Jan 21st 2021

Since the introduction of “Chicano/a” in the 1960s as a political identity, a number of distinct but related ethno-political terms have emerged to describe people of mixed indigenous American and European, African, and Asian descent living in the U.S. Replacing terms such as “Chicano/a”, “Mexican-American,” “Latino/a” came to represent diverse immigrant experiences in the U.S., and has recently been updated to “Latinx” to interrupt the grammatical gender of the Spanish language.
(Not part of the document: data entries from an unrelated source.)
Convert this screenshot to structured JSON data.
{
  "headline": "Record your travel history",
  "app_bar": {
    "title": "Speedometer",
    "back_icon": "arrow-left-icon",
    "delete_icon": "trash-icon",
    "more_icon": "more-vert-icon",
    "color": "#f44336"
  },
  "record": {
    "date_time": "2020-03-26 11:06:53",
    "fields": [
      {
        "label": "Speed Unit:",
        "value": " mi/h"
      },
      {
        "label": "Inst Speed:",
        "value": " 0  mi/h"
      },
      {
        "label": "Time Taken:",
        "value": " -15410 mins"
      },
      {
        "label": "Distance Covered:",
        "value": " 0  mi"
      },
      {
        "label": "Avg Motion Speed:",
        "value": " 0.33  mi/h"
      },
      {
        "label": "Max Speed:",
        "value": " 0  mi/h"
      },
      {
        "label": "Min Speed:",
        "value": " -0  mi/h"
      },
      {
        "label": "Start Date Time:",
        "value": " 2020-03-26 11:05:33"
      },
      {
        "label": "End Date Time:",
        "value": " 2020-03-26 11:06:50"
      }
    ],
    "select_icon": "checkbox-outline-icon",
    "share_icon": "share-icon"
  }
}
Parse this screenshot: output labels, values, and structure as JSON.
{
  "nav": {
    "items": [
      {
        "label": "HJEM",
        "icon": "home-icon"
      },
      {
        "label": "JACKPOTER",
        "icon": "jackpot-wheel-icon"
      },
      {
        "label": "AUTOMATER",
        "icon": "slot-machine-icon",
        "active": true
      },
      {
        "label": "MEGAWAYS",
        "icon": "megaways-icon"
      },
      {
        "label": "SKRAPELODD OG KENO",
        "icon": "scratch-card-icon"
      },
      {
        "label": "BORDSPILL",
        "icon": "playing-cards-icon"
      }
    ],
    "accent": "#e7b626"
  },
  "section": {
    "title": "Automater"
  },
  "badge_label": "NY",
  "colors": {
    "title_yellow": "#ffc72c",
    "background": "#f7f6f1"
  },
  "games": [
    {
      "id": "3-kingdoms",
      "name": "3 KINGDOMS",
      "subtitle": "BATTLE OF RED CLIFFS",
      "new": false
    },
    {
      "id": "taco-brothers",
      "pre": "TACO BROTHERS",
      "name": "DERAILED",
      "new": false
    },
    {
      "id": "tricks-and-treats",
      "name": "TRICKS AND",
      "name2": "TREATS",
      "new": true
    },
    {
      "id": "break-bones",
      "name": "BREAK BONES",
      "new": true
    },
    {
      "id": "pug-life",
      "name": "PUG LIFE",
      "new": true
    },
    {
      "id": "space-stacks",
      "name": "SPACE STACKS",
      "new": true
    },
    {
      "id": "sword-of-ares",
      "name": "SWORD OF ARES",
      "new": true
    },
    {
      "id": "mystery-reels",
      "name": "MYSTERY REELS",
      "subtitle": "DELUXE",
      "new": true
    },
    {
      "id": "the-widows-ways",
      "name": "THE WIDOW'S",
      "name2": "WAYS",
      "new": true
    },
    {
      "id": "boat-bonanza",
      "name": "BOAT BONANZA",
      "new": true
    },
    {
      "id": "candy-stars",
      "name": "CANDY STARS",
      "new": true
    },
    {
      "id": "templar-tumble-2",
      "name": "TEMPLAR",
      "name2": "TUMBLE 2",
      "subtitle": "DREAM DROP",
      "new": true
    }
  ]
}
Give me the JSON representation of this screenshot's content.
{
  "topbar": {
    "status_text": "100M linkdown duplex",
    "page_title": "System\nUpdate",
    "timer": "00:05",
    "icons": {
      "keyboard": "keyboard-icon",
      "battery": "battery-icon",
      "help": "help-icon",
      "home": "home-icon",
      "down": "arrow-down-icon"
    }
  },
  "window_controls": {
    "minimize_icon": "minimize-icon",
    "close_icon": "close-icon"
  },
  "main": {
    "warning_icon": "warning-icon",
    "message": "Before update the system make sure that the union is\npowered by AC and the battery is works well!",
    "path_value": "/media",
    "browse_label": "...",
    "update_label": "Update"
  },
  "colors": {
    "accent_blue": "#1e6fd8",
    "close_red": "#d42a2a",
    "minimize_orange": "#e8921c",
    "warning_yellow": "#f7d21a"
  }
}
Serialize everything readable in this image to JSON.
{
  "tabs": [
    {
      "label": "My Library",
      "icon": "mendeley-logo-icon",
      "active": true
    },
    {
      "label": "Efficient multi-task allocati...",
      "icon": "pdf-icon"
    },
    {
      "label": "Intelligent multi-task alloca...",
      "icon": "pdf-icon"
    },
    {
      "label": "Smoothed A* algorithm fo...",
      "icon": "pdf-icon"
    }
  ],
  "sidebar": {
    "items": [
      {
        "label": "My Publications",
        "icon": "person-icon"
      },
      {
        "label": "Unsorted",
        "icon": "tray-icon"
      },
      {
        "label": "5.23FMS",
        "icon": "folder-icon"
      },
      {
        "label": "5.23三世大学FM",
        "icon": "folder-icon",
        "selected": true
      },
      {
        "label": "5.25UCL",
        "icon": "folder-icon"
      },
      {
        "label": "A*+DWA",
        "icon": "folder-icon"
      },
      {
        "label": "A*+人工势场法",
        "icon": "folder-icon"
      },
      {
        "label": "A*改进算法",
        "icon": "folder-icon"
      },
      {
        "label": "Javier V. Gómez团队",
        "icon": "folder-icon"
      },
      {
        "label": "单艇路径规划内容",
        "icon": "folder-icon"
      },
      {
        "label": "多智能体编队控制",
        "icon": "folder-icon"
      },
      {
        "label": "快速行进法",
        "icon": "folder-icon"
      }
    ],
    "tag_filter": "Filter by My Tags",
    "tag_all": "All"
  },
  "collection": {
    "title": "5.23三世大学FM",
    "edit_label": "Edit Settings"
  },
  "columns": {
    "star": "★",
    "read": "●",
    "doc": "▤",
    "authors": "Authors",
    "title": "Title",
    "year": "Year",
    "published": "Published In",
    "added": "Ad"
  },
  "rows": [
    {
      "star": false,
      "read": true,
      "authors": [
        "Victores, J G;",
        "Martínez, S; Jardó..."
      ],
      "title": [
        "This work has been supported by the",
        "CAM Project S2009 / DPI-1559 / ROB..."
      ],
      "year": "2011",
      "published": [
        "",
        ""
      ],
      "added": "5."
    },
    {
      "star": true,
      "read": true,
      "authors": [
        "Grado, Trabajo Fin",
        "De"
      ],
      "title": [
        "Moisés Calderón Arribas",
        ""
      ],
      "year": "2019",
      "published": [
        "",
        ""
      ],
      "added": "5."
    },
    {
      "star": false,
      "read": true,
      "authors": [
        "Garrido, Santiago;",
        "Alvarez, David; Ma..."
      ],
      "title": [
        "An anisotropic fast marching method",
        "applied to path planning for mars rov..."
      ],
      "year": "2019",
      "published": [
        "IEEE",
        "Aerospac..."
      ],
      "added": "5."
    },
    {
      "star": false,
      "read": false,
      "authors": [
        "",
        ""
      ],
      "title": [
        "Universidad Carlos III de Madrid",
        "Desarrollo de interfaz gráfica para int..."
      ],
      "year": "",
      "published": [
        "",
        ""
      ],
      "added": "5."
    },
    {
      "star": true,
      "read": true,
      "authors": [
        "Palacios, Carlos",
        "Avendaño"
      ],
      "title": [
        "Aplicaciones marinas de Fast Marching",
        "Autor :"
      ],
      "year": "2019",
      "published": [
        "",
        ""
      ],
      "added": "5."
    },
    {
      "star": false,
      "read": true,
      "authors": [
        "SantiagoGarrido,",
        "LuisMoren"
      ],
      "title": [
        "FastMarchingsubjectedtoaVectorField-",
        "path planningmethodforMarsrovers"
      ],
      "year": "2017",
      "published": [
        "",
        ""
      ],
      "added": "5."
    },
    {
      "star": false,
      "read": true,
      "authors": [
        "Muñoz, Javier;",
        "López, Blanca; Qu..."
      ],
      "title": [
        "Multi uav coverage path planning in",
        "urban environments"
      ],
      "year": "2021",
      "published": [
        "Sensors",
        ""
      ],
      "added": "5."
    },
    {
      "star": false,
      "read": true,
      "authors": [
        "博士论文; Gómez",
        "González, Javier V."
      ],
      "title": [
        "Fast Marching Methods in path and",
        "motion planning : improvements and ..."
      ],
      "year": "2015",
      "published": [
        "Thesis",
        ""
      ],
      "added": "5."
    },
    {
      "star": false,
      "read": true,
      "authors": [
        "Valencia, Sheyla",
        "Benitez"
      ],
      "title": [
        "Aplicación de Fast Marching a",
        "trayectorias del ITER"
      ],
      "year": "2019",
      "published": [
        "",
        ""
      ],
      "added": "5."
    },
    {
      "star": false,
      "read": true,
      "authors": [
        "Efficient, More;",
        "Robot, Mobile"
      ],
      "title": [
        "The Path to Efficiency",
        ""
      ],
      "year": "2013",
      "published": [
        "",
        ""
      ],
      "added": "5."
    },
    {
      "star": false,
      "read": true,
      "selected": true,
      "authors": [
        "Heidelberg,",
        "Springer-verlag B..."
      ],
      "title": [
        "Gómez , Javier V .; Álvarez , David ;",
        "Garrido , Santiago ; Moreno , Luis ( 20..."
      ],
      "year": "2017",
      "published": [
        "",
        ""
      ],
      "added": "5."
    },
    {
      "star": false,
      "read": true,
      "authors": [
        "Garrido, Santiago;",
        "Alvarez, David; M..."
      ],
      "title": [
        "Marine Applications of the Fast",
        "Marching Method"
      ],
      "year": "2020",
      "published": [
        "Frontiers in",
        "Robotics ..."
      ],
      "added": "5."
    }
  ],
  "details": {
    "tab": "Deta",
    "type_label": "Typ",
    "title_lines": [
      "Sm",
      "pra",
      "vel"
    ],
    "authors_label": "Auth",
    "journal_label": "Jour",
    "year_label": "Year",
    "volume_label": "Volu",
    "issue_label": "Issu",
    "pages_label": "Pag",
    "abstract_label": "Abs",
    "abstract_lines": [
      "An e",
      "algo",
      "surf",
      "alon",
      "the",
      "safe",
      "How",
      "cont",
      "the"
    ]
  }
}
More recently, “brown” has been used to circumvent the U.S. as the categorical center and has recast both those indigenous to the Americas and immigrants separated by nationality into one group.

This workshop asks: What are the stakes of these different signifiers used to describe artists and their work? How does language bring us together, across race, nationality, and gender, and how does it keep us apart? What naming strategies allow us to maintain the complexity of identity without losing sight of the unity necessary for political mobility? Led by Independent curator Risa Puleo and poet Raquel Gutiérrez, we will read together and discuss texts written by an intergenerational group of artists, art historians, curators, and critics who explore the conflicting histories and tensions of such terminology.

Presented by DePaul Art Museum in partnership with the Department of Latin American & Latino Studies. All of DePaul Art Museum’s winter 2021 programs are generously supported by The Andy Warhol Foundation for the Visual Arts.